Pre- and post-processing in quantum-computational hydrologic inverse analysis

TL;DR

This paper investigates the challenges of using quantum annealers for hydrological inverse problems involving heterogeneous aquifers and introduces pre- and post-processing techniques to enhance performance and understanding of problem scaling.

Contribution

It introduces novel pre- and post-processing methods to improve quantum annealing for complex hydrological inverse problems with heterogeneous materials.

Findings

Enhanced quantum annealing performance on real-world hydrological problems.

Analyzed the scaling behavior of inverse problems in hydrology.

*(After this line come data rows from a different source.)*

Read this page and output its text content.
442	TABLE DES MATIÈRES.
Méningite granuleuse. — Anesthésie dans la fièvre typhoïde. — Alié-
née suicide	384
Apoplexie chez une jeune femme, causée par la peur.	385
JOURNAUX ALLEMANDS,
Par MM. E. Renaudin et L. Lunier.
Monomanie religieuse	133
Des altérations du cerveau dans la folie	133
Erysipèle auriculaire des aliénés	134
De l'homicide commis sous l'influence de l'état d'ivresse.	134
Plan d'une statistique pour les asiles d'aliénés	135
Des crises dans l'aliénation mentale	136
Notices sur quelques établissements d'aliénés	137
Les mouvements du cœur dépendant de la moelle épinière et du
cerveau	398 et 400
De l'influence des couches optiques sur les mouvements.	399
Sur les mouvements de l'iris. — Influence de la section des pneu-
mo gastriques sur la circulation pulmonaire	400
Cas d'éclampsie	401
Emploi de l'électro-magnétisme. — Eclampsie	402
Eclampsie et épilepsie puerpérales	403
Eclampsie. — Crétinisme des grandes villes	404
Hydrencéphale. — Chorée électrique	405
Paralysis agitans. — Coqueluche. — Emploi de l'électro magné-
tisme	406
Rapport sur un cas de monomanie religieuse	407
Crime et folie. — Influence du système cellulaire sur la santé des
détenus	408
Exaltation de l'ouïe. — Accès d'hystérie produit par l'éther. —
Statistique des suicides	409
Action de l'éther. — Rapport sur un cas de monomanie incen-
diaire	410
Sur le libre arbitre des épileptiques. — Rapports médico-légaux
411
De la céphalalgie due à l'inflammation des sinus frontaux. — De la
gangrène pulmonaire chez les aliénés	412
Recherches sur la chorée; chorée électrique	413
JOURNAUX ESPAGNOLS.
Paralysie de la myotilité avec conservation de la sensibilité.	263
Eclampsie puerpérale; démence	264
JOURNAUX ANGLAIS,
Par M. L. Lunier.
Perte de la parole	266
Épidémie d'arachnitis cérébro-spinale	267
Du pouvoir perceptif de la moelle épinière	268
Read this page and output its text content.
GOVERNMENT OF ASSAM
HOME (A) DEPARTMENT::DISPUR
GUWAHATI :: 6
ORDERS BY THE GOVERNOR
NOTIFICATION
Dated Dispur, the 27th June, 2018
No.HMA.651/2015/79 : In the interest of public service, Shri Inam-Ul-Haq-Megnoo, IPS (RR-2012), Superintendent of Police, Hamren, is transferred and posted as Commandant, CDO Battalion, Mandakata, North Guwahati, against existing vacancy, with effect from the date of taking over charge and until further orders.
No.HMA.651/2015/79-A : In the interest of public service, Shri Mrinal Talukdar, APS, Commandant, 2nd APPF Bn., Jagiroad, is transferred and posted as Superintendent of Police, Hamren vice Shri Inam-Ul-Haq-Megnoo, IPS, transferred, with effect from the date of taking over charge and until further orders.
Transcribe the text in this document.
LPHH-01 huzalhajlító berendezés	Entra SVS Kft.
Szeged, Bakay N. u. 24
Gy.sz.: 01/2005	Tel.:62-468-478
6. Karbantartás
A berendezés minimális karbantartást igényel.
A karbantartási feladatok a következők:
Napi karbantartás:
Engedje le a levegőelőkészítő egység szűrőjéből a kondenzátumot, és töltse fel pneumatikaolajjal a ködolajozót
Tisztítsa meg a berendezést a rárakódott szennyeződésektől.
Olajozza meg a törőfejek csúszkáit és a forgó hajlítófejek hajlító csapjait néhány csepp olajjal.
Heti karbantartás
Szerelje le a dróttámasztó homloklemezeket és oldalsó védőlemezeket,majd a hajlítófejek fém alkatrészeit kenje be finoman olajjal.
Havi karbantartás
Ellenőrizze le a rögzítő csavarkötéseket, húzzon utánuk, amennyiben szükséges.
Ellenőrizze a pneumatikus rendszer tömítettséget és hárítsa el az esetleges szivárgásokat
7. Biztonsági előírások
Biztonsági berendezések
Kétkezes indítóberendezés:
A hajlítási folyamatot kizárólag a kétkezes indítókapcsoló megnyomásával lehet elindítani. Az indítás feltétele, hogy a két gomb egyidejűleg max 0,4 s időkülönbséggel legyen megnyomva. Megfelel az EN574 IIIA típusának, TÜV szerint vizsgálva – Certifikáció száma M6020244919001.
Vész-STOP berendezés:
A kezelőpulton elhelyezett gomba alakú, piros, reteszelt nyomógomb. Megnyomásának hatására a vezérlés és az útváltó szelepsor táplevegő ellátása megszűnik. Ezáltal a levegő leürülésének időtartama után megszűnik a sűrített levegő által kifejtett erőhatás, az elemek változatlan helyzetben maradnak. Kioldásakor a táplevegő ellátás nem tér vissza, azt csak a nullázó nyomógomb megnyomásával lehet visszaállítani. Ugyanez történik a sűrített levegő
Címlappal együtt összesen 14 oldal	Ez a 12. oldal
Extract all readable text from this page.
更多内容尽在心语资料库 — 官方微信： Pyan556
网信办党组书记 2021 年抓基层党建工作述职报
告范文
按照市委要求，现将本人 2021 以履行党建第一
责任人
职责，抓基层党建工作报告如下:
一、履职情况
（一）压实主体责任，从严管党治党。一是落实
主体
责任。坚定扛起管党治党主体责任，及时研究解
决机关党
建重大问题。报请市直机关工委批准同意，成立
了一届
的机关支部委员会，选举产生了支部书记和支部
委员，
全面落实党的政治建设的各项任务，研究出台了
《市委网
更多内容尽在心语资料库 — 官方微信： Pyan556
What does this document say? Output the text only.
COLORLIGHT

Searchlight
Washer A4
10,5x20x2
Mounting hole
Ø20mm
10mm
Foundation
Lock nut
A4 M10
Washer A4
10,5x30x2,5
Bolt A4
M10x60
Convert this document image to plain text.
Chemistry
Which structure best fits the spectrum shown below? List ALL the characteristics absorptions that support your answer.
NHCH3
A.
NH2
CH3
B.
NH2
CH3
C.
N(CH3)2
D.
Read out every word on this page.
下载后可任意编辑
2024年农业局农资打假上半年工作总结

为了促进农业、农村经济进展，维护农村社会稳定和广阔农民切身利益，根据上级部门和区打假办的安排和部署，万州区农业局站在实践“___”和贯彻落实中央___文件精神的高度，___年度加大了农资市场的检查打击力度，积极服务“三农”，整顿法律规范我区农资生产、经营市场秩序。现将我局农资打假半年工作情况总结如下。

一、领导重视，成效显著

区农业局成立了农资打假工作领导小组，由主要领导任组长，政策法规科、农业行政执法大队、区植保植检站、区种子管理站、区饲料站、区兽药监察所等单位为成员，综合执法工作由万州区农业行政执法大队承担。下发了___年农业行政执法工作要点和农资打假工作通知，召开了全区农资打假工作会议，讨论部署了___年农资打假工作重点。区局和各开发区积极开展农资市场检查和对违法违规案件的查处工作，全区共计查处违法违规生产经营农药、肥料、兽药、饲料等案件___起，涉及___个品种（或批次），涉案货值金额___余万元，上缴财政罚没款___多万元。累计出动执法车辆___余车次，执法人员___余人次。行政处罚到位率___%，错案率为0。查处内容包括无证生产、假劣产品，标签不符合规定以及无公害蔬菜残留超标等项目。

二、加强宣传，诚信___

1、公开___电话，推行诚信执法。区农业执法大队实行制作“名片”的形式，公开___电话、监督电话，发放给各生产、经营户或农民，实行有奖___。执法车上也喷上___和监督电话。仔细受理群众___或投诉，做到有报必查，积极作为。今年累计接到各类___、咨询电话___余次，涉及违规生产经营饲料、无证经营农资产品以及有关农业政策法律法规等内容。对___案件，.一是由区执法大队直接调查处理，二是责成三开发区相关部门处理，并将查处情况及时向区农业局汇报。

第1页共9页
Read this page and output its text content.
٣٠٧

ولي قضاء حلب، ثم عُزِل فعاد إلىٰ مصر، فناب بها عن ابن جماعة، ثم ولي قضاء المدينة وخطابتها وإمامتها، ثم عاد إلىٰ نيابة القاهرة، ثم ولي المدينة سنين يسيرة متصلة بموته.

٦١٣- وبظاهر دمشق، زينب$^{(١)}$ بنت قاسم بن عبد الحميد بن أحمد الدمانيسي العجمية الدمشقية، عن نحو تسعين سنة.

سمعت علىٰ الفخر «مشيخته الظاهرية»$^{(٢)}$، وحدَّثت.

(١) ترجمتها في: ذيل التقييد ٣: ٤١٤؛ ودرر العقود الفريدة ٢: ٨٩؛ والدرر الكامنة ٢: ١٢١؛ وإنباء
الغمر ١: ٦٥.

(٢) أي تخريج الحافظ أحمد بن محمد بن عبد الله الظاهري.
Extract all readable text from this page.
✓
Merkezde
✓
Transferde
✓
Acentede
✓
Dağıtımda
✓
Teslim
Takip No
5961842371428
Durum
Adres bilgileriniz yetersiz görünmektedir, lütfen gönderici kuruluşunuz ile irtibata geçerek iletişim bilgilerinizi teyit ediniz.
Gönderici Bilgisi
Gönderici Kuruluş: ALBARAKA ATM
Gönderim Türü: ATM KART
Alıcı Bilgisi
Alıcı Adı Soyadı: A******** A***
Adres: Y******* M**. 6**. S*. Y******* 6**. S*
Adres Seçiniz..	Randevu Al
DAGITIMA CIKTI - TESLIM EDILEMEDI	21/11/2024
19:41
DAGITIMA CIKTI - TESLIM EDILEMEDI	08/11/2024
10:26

Identified a class of challenging problems suitable for quantum annealers.

Abstract

It was recently shown that certain subsurface hydrological inverse problems -- here framed as determining the composition of an aquifer from pressure readings -- can be solved on a quantum annealer. However, the quantum annealer performance suffered when solving problems where the aquifer was composed of materials with vastly different permeability, which is often encountered in practice. In this paper, we study why this regime is difficult and use several pre- and post-processing tools to address these issues. This study has three benefits: it improves quantum annealing performance for real-world problems in hydrology, it studies the scaling behavior for these problems (which were previously studied at a fixed size), and it elucidates a challenging class of problems that are amenable to quantum annealers.